I clear my throat and adjust my position on the springy couch that I salvaged from a house auction last spring. Baba had turned his face into a scowl when I insisted we shove it into the back of the van. "Yes?"

Her startling eyes narrow into thin, sceptical slits, lips falling open in a slight scoff. "You aren't listening to a word I'm saying, are you?"

I think about lying, and just as the thought occurs to me - I think about how much Baba hates lying. An apologetic pout rises to my lips. It is an attribute I cannot quite consolidate my feelings for - whether Baba's brutal honesty is a gift, or its counterpart. Baba always says not to ask a question if you don't want to hear his answer. I can't remember what I was thinking about, just that it was something other than Ruth's conversation. "Not really, no."

Ruth gives me a pointed look, but she isn't angry. She isn't even irritated. She simply releases a breath from talking to a brick wall for two minutes straight, and sits back into her corner of the couch, toying with the remote in her hands.

Ruth is patient, and kind, I'm learning. I put out the ad for a female roommate thirteen days ago. Ruth moved in eleven days ago. It feels like I have known her for a lifetime, yet everyday I learn something new about her.
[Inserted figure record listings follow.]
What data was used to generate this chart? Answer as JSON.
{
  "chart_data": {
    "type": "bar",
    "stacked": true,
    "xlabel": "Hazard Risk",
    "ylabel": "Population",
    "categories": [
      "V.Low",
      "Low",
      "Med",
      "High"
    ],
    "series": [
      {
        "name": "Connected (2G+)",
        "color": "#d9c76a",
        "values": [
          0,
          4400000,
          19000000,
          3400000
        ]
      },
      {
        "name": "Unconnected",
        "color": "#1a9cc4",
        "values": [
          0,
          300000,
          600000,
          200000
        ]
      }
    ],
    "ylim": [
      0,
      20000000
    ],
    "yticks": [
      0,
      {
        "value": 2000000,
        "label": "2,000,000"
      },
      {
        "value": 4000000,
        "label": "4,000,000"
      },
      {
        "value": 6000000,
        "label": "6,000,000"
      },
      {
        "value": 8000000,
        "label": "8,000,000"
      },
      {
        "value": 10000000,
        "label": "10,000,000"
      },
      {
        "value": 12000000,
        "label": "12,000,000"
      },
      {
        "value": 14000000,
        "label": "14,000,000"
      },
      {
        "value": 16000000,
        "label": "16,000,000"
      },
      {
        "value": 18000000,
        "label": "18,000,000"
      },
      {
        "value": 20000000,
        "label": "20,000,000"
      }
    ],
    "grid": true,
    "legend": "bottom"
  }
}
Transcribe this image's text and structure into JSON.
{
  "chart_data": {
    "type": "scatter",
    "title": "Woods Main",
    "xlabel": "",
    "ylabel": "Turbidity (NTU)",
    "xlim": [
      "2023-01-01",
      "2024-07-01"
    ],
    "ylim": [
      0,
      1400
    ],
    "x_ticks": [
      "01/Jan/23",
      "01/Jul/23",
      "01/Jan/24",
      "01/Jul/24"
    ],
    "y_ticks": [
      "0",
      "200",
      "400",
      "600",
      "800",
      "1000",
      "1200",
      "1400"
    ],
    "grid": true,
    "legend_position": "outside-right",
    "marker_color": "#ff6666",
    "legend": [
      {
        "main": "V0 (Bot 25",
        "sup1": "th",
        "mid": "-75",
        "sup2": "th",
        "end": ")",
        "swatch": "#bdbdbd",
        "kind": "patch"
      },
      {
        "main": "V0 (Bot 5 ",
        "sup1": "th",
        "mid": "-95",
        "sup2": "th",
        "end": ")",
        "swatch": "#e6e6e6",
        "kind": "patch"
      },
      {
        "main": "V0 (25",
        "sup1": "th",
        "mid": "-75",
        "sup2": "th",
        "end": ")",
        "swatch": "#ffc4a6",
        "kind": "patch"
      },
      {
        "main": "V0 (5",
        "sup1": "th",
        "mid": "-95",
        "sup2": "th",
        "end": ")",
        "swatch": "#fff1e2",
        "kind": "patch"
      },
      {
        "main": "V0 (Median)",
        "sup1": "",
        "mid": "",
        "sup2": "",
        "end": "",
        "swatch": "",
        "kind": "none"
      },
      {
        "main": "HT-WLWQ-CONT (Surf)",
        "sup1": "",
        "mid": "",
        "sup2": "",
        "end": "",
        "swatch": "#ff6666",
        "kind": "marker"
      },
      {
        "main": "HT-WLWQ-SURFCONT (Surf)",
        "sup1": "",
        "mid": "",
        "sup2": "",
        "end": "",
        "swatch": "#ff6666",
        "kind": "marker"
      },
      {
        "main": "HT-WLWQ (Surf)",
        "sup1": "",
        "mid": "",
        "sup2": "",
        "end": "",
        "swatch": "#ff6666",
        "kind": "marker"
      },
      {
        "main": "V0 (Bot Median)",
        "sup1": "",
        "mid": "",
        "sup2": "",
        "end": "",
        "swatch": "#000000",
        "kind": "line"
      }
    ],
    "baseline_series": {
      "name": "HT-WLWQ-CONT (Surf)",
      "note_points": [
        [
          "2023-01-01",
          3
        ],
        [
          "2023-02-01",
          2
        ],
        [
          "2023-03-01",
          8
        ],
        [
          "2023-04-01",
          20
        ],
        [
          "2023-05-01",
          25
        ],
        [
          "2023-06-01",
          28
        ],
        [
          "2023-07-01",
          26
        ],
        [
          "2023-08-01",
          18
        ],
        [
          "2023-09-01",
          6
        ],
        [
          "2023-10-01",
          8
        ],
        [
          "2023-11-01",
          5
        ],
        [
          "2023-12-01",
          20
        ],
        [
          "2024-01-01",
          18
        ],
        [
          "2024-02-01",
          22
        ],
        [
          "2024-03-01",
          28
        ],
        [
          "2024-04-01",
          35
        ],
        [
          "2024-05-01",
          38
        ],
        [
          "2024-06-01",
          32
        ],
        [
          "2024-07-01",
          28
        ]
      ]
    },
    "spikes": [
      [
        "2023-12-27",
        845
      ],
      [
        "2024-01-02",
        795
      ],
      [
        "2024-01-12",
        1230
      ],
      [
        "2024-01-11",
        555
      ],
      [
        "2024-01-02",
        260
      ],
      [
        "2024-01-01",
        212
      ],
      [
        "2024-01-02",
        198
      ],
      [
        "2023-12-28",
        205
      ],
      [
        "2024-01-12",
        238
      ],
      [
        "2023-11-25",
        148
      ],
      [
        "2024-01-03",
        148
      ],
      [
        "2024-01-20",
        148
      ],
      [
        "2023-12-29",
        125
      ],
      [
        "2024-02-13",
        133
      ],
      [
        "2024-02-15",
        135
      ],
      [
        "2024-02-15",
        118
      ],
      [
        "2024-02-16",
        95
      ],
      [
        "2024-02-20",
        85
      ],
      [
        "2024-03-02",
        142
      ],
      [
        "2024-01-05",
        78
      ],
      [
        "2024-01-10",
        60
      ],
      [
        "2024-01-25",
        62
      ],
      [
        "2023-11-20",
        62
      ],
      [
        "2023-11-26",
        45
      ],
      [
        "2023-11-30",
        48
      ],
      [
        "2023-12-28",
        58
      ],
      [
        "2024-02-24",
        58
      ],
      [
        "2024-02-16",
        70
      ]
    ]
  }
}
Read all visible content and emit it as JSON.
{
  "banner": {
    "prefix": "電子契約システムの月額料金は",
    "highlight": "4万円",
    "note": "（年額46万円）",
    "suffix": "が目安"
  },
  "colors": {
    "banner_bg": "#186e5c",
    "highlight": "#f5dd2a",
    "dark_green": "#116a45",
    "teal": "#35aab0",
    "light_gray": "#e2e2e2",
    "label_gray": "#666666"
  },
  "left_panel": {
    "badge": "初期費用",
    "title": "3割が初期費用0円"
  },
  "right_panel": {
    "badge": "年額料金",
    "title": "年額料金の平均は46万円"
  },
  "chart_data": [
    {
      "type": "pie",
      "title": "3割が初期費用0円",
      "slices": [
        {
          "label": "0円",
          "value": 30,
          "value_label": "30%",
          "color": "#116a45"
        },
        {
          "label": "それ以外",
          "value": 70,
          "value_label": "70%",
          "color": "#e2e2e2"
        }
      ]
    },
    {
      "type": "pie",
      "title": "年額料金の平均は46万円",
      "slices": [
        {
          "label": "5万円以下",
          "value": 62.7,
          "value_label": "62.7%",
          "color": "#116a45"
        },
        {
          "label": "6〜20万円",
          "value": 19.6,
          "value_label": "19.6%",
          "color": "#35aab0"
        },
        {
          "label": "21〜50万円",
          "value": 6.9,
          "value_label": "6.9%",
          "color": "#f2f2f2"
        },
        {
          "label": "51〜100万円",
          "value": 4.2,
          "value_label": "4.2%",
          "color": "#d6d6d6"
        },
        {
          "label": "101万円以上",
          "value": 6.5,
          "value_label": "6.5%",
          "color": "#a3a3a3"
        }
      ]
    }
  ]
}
An apartment was Baba's one condition.

When I showed him my acceptance letter from NYU Institute of Fine Arts, he looked as if I had presented him with the moon itself; something so sacred and luminous that it had stolen his breath for several moments. I could see his unspoken words in his small, beady eyes; in the way his horn-rimmed glasses steamed up.

NYU has been our dream since before I could ever remember. Baba and I used to take trips to New York City regularly when I was younger. It was only a two hour drive from Hartford, two and a half if the traffic was bad, and we would wake up at the crack of dawn to get here as early as possible. We would spend the day walking through the streets, finding the tiny little bookshops and the small art galleries that were tucked away into unassuming corners of busy streets. Baba liked flicking through the pages of old books, and I liked staring at the colours and shades of paintings, and the day would pass just like that. When the University hosted open art exhibits, Baba and I would wander through them. Baba never truly understood art the way I did, but it didn't mean he didn't appreciate it with me. And if he didn't understand the meaning of art, he knew that I did - that it was a part of me as much as an organ. If he didn't understand that in as many words, then he showed it. Baba spent the last twelve years saving for NYU, and now that I am here, it barely feels real. It barely feels possible for the stars to have aligned in such a manner.

It feels like I should keep pinching myself, should count the seconds as they tick on past so I don't miss a single moment of being here, in the city people dream of.